BBC reveals how dogs are being traded across the world for brutal sport

Animal welfare campaigners are calling for a global crackdown on dog fighting after a BBC investigation revealed an illegal trade of fighting dogs extending from Eastern Europe to Wales.

The investigation built on evidence gathered by the League Against Cruel Sports (LACS), and revealed Bulgarian Ivaylo Nikolov selling and transporting animals to dog fighters.
Because Mr Nikolov shared much of his work on social media, investigators gathered posts suggesting he had sold dogs in at least 29 countries, including the UK. 

Secret video footage obtained by the BBC during the investigation showed one dog fight lasting more than an hour. One of the dogs then collapses out of sheer exhaustion and dies the following day. 

In another video, Mr Nikolav can be seen arranging a sale, during which he says his contact in Moldova “is actually a state vet in his region” and can supply “any document we want.” He added that “when you travel with Moldovan papers you have too much checks so I have made Bulgarian documents, also blood tests and export certificates.”

The League Against Cruel Sports received 100 reports in 2018 from members of the public about dog fighting in the UK. 
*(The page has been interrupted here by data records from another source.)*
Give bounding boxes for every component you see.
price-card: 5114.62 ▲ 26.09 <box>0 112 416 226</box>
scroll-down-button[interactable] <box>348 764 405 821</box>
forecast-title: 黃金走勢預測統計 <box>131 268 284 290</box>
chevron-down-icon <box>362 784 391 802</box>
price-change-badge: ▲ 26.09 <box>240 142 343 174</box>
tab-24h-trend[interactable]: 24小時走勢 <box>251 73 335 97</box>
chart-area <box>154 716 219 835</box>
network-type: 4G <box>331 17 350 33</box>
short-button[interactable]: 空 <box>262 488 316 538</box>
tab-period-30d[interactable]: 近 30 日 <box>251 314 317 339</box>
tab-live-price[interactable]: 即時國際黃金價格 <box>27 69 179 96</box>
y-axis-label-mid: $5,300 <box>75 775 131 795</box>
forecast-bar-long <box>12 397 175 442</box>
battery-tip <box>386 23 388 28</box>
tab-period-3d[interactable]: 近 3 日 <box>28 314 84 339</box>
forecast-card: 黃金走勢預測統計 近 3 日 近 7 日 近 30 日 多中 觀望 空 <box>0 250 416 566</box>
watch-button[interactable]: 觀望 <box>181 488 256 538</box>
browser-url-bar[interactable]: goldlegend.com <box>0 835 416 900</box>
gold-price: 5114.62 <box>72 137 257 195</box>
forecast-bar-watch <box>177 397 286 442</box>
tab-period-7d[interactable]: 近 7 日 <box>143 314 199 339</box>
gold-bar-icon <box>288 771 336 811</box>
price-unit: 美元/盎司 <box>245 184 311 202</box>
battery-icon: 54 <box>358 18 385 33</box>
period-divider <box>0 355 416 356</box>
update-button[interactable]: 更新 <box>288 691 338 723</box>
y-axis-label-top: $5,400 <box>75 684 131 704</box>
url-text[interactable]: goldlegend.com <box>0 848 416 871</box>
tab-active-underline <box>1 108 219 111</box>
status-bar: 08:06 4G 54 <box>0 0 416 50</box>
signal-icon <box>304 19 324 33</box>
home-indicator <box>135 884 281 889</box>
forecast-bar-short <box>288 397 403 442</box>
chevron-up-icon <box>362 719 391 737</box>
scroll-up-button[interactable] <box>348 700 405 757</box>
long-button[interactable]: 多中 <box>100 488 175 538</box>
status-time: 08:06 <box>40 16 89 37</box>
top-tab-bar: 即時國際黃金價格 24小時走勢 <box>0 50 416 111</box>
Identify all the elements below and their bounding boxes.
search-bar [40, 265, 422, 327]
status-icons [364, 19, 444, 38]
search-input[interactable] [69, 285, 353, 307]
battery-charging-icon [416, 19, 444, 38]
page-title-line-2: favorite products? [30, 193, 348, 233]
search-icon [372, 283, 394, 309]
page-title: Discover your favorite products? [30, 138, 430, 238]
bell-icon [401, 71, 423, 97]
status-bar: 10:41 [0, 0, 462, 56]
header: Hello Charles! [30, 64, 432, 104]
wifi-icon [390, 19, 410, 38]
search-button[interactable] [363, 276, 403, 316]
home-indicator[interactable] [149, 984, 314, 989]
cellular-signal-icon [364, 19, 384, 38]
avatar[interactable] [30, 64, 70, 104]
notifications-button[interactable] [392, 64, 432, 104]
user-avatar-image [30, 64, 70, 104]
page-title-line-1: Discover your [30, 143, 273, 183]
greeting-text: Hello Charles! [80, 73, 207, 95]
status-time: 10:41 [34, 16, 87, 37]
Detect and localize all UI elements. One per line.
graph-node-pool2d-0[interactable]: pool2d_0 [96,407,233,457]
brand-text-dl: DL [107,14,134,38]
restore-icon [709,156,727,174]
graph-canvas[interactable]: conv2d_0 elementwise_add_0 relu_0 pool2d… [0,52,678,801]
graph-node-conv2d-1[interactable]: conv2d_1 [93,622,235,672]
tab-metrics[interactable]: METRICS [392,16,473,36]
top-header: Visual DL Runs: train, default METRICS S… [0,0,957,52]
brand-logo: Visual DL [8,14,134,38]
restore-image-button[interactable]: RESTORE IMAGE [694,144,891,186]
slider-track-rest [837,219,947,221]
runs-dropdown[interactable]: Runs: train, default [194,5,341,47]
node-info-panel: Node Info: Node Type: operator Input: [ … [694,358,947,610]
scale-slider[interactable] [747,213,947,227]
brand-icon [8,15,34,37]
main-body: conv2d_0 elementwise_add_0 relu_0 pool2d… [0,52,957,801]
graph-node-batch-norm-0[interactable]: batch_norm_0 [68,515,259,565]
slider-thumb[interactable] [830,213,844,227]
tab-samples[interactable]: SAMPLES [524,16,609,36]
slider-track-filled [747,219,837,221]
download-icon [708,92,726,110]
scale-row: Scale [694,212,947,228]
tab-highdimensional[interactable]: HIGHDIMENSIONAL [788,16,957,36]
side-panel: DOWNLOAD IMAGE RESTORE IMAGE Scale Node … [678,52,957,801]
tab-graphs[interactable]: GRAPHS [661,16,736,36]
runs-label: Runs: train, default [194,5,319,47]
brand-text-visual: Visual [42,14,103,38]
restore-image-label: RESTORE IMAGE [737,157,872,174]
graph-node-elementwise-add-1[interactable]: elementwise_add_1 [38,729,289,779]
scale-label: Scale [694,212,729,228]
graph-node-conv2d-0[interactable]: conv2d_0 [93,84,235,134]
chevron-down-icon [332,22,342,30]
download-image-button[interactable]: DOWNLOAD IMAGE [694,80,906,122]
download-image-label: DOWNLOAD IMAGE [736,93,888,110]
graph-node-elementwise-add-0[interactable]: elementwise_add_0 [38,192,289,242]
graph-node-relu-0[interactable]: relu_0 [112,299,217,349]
Martin Sims, director of investigations at the League, described the sport as ‘a global plague that lurks beneath the surface of apparently civilised societies’. 

“This kind of brutality should be a thing of the past but it is very much part of the present,” he said. “The League’s investigation has been a sickening journey into a depraved way of life which has horrendous animal cruelty at its core.

“We’d like to thank the BBC for exposing dog fighting in such a powerful way. Their story shows clearly how this network is linked to dog fighters across the world. 

“It’s impossible to know how many dogs are trapped worldwide by dog fighting, but our intelligence suggests it’s in the tens of thousands. We need governments globally to crack down on what is an unacceptable abuse of an animal which puts its trust in humans – but is being betrayed.”

The BBC confronted Mr Nikolov about dog fighting, to which he responded: “I don’t know you, I don’t want to talk to you.” He later shut down his social media accounts and has not responded to any further attempts to contact him.